OPTIMALISASI TEKNIK PERANCANGAN KONTRAK SEBAGAI UPAYA PENCEGAHAN WANPRESTASI DALAM PERSPEKTIF HUKUM PERJANJIA INDONESIA
Keywords:
Perancangan Kontrak, Wanpresi, Pencegahan , Klausula Kontrak, Kepastian hukumAbstract
Kontrak merupakan instrumen hukum yang menjadi landasan utama dalam setiap transaksi bisnis maupun hubungan keperdataan, sehingga kualitas perancangannya sangat menentukan terwujudnya kepastian hukum bagi para pihak. Permasalahan wanprestasi yang sering terjadi dalam praktik tidak hanya disebabkan oleh sikap tidak beriktikad baik salah satu pihak, tetapi juga sering bersumber dari lemahnya teknik perancangan kontrak itu sendiri, seperti klausula yang ambigu, tidak lengkap, atau tidak mengantisipasi risiko di kemudian hari. Penelitian ini bertujuan untuk mengkaji bagaimana optimalisasi teknik perancangan kontrak (contract drafting) dapat berfungsi sebagai upaya preventif terhadap terjadinya wanprestasi, serta unsur-unsur apa saja yang perlu diperhatikan dalam merancang kontrak yang komprehensif, jelas, dan mampu memberikan perlindungan hukum yang optimal bagi para pihak yang terlibat di dalamnya.Penelitian ini menggunakan metode penelitian hukum normatif dengan pendekatan kualitatif melalui studi kepustakaan terhadap peraturan perundang-undangan, doktrin, dan hasil penelitian terdahulu. Hasil penelitian menunjukkan bahwa optimalisasi perancangan kontrak dapat dilakukan melalui beberapa langkah strategis, antara lain perumusan klausula secara jelas dan tidak multitafsir, pencantuman klausula force majeure, klausula penyelesaian sengketa, klausula ganti rugi (liquidated damages), serta pelaksanaan tahap negosiasi dan due diligence yang memadai sebelum kontrak ditandatangani.
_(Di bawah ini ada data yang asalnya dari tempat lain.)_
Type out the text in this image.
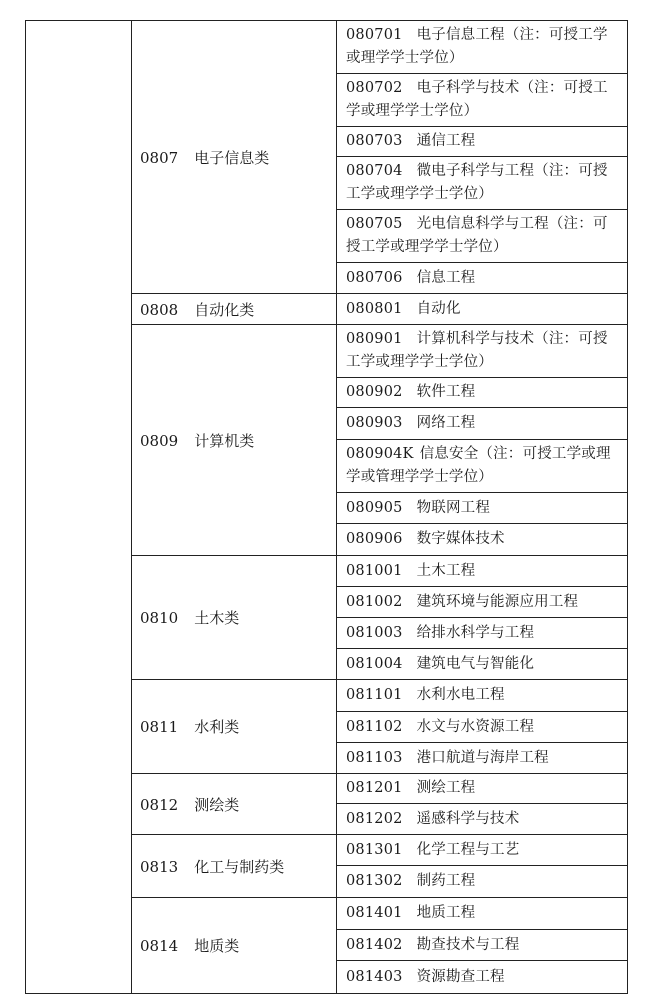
	0807 电子信息类	080701 电子信息工程（注：可授工学或理学学士学位）
		080702 电子科学与技术（注：可授工学或理学学士学位）
		080703 通信工程
		080704 微电子科学与工程（注：可授工学或理学学士学位）
		080705 光电信息科学与工程（注：可授工学或理学学士学位）
		080706 信息工程
	0808 自动化类	080801 自动化
	0809 计算机类	080901 计算机科学与技术（注：可授工学或理学学士学位）
		080902 软件工程
		080903 网络工程
		080904K 信息安全（注：可授工学或理学或管理学学士学位）
		080905 物联网工程
		080906 数字媒体技术
	0810 土木类	081001 土木工程
		081002 建筑环境与能源应用工程
		081003 给排水科学与工程
		081004 建筑电气与智能化
	0811 水利类	081101 水利水电工程
		081102 水文与水资源工程
		081103 港口航道与海岸工程
	0812 测绘类	081201 测绘工程
		081202 遥感科学与技术
	0813 化工与制药类	081301 化学工程与工艺
		081302 制药工程
	0814 地质类	081401 地质工程
		081402 勘查技术与工程
		081403 资源勘查工程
Penerapan prinsip kehati-hatian dalam teknik perancangan kontrak terbukti dapat meminimalisasi ruang interpretasi yang berbeda di antara para pihak, sehingga potensi wanprestasi dapat ditekan sejak fase pra-kontraktual. Penelitian ini diharapkan dapat memberikan kontribusi akademis dan praktis bagi para praktisi hukum, notaris, maupun pelaku usaha dalam menyusun kontrak yang berkualitas dan berkepastian hukum.